My son was brushing the crumbs off the front of his pants into the trash can at a restaurant and the waitress, thinking he was peeing, told him he needed to go do that in the bathroom.
Look lady, my kid only pees outside, not in the trash like the good lord intended.
Brother: *calls* Can you pick me up at the airport tomorrow?
Me: Sure. Can’t wait to see you.
Him: I land at 5 AM.
Me: I have no brother.
[Mom’s house]
Mom: I don’t know where that lovely framed photo of you went, dear, you know that one with the bouffant perm, oversized glasses, and braces
Me: *stuffing a frame-shaped object in the garbage* gosh, Mom, it’s a mystery
Hi guys, got a second date tonight, we’re going to the cinema. What’s the best flavour of soup to put in my thermos?
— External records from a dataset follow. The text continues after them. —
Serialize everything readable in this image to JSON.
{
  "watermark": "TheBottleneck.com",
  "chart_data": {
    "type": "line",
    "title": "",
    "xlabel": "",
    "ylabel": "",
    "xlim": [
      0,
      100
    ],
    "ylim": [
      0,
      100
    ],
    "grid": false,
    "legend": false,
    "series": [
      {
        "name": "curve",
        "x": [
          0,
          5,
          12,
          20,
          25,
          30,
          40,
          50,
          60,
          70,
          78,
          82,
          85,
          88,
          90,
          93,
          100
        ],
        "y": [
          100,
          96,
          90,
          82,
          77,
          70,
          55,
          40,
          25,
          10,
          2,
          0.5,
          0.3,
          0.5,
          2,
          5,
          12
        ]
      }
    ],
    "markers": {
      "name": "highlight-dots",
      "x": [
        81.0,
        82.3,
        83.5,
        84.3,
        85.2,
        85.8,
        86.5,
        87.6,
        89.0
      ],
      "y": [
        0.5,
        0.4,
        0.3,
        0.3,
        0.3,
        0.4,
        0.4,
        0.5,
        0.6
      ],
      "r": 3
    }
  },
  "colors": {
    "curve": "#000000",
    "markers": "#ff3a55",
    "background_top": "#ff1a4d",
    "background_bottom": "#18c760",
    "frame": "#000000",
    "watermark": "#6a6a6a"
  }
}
Wanna get this just right
An excerpt from my self help book, “How to Get Rich Quick”
Chapter 1: Write a self help book about how to get rich quick
The End
Greek people must feel like a tampon.
They live in one of the most beautiful places in the world, but at the worst period.
My niece thinks she’s more mature than me because she listens to Beethoven.
His movies sucked plus why would I wanna listen to dog music?
me: so this is twitter, and these are all the people who follow me
dad: and they like you?
me: haha oh goodness no
I just want to be rich enough where I snap my fingers and 7 people fight over who gets to make me my next grilled cheese.
*goes in for first kiss*
*stops*
Before this goes any further, I need to understand your position on naming our kids after water Pokèmon
Nobody:
Every chicken recipe: PARSLEY, SAGE, ROSEMARY, AND THYME
It’s actually the voices outside my head that irritate me the most.
I love that my dog always comes home from the groomer wearing a bandana. It’s like he was only gone for three hours, but joined a gang in that time.
Enter Sandman is my favourite song about why I don’t have sex on the beach.
My 3yo is mad at me because her birthday isn’t the same as her older sister’s…
Send help!
I told my 4yo daughter to believe in herself because she can be anything she wants to be so now she’s busy preparing for her future life as a dinosaur
If I’ve said it once, I’ve said it a thousand times: “I can’t keep track of how often I say things.”
Ever notice when you need to delete a phone app and you get the icons jiggling? They seem all panicky about who’s getting cut from the team
My car was vandalized by a peacock. I wish I was making this up.
Hmm I don’t really wanna commit 2 hours to watching a movie
*watches 12 straight hours of a tv show on Netflix*
I accidentally touched the underside of a public toilet seat with my finger. Well, you had a good run, finger. *chainsaw sound*
Boss: Don’t sit in that cubicle, it’s haunted by the ghost of Steve
New Hire: Prove it
Boss: DONUTS IN THE BREAKROOM
* the office chair spins around immediately *
[hears a voice in the sky]
– Is it you? GOD?!
[kneels]
Voice: Could the idiot on platform 4 stop kneeling every time I make an announcement?
I am less the girl you take home to meet your mother and more the girl you take to meet your psychiatrist.
hate those people that go 15+ years without talking to you and then the first thing they say when they see you is “hows your mom?” like, dude,, youre my dad, you should know
Turned on some old school rap because I’m the cool dad.
Then I turned it right off because OMG did you know what they were saying?
I hate all the “creepy clown” news. I’m having a clown solidarity march at dusk near an abandoned insane asylum. Need a calliope player.
One time I brought a friend perfume, and later we had a huge falling out. Yes, I was sad, but I also imagined her throwing out her gift and a raccoon finding it. And oddly enough a fancy raccoon wandering around San Francisco wearing YSL perfume makes a lot of things better.